Les coussins cale-tête proposés pour « prévenir la tête plate » n’ont aucun intérêt démontré et sont à proscrire. Il en est de même des divers appareils de surveillance, audio, vidéo, qui ne sont que de fausses sécurités
Proscrire le cosleeping.
Le partage de la chambre est recommandé mais non le partage du lit (cosleeping ou sommeil partagé), très à la mode aujourd’hui notamment pour les bébés nourris au sein. Ce sommeil partagé comporte en effet des risques mortels d’enfouissement, d’hyperthermie…, voire d’écrasement thoracique par le parent. Le sommeil partagé est d’autant plus dangereux que l’enfant est âgé de moins de trois mois, que le parent dont l’enfant partage le lit est fumeur, obèse, qu’il a bu de l’alcool ou qu’il est fatigué, ce qui est le cas de la majorité des mères de jeunes enfants dont le fameux sixième sens n’est pas toujours opérant.
Une méta-analyse récente de 11 études cas-contrôles portant sur un total de 2 464 cas de mort subite du nourrissons (MSN) et 6 495 contrôles [3] atteste bien du risque lié au cosleeping : 28,8 % des nourrissons victimes de MSN partageaient le lit de leurs parents contre 13,3 % des contrôles, soit une majoration du risque de 2,89 (intervalle de confiance à 95 % IC : 1,99-4,18). Ce risque est très nettement augmenté pour les nourrissons de moins de 12 semaines.
Informer les parents.
En l’absence de campagnes publiques d’information sur le risque de mort subite lié au couchage, c’est aux professionnels de santé, particulièrement aux médecins généralistes et aux pédiatres, d’informer les parents. La tâche n’est pas facile car il s’attache à cette question une certaine culpabilité d’avoir dans le passé délivré de mauvais conseils. Par ailleurs, informer sur ce sujet prend du temps et oblige à aller à l’encontre des messages délivrés implicitement par la publicité et des préconisations du marché de la puériculture. Mais ce travail d’information est fondamental. Tous les parents ont entendu parler de la mort subite et la redoutent. Il ne faut pas craindre d’aborder cette question avec eux. Recevoir des conseils de prévention de la part d’un professionnel, loin de leur faire peur, au contraire, les rassure.
Des dépliants et affiches de prévention peuvent être téléchargés ou commandés sur le site de l’Association Naitre et Vivre, www.naitre-et-vivre.org
Références :
[1] Bloch J, Denis P, Jezewski-Serra D. Les morts inattendues de nourrissons de moins de 2 ans.

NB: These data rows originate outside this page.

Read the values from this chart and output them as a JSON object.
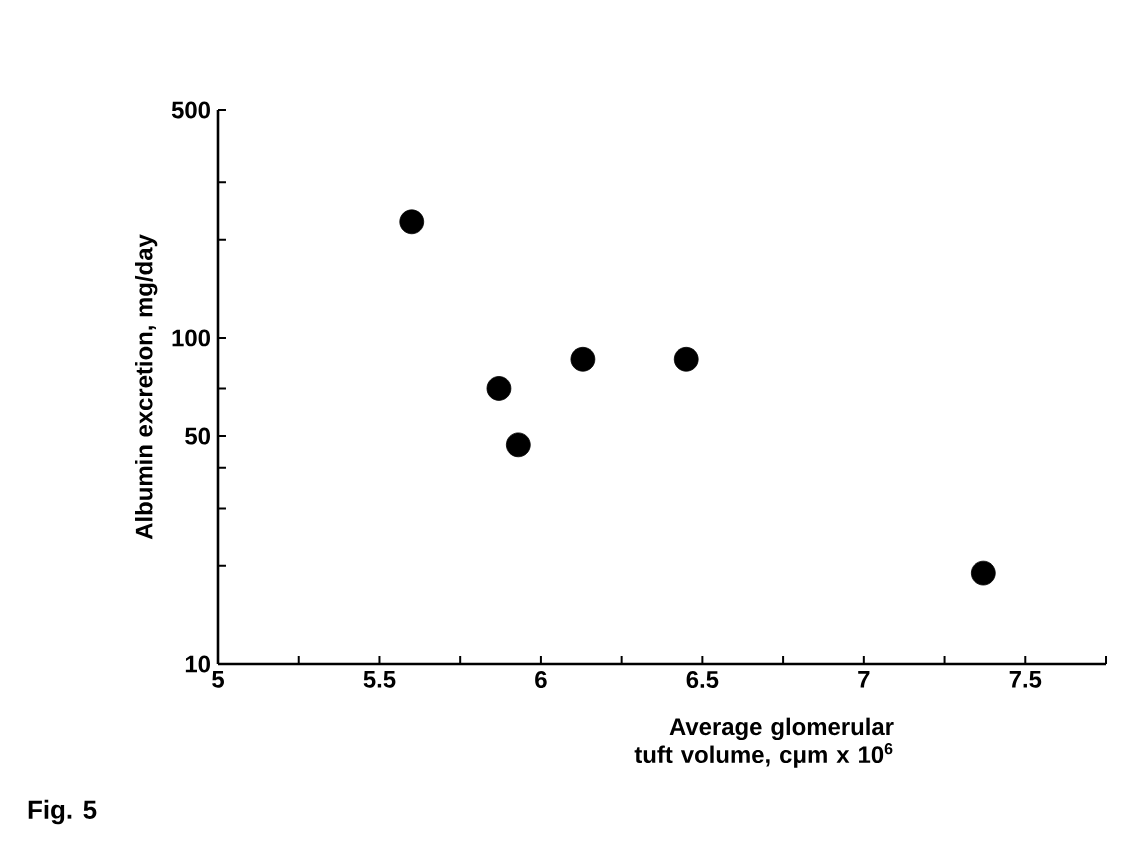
{
  "chart_data": {
    "type": "scatter",
    "xlabel": "Average glomerular tuft volume, cμm x 10$^{6}$",
    "ylabel": "Albumin excretion, mg/day",
    "x": [
      5.6,
      5.87,
      5.93,
      6.13,
      6.45,
      7.37
    ],
    "values": [
      227,
      70,
      47,
      86,
      86,
      19
    ],
    "color": "#000000",
    "marker": "circle",
    "log": "y",
    "xlim": [
      5,
      7.75
    ],
    "xticks": [
      5,
      {
        "value": 5.25,
        "label": null
      },
      5.5,
      {
        "value": 5.75,
        "label": null
      },
      6,
      {
        "value": 6.25,
        "label": null
      },
      6.5,
      {
        "value": 6.75,
        "label": null
      },
      7,
      {
        "value": 7.25,
        "label": null
      },
      7.5,
      {
        "value": 7.75,
        "label": null
      }
    ],
    "ylim": [
      10,
      500
    ],
    "yticks": [
      10,
      {
        "value": 20,
        "label": null
      },
      {
        "value": 30,
        "label": null
      },
      {
        "value": 40,
        "label": null
      },
      50,
      {
        "value": 70,
        "label": null
      },
      100,
      {
        "value": 200,
        "label": null
      },
      {
        "value": 300,
        "label": null
      },
      500
    ],
    "annotations": [
      "Fig. 5"
    ]
  }
}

Enquête nationale 2007-2009. Institut de veille sanitaire ; 2011. 56 p.
[2] American Academy of Pediatrics : SIDS and other sleep-related infant deaths : expansion of recommendations for a safe infant sleeping environment. Pediatrics 2011; 128 (5): 1030-1039.
[3]Vennemann MM et coll. Bed sharing and the risk of sudden infant death syndrome : can we resolve the debate ? J Pediatr 2012; 160:44-8.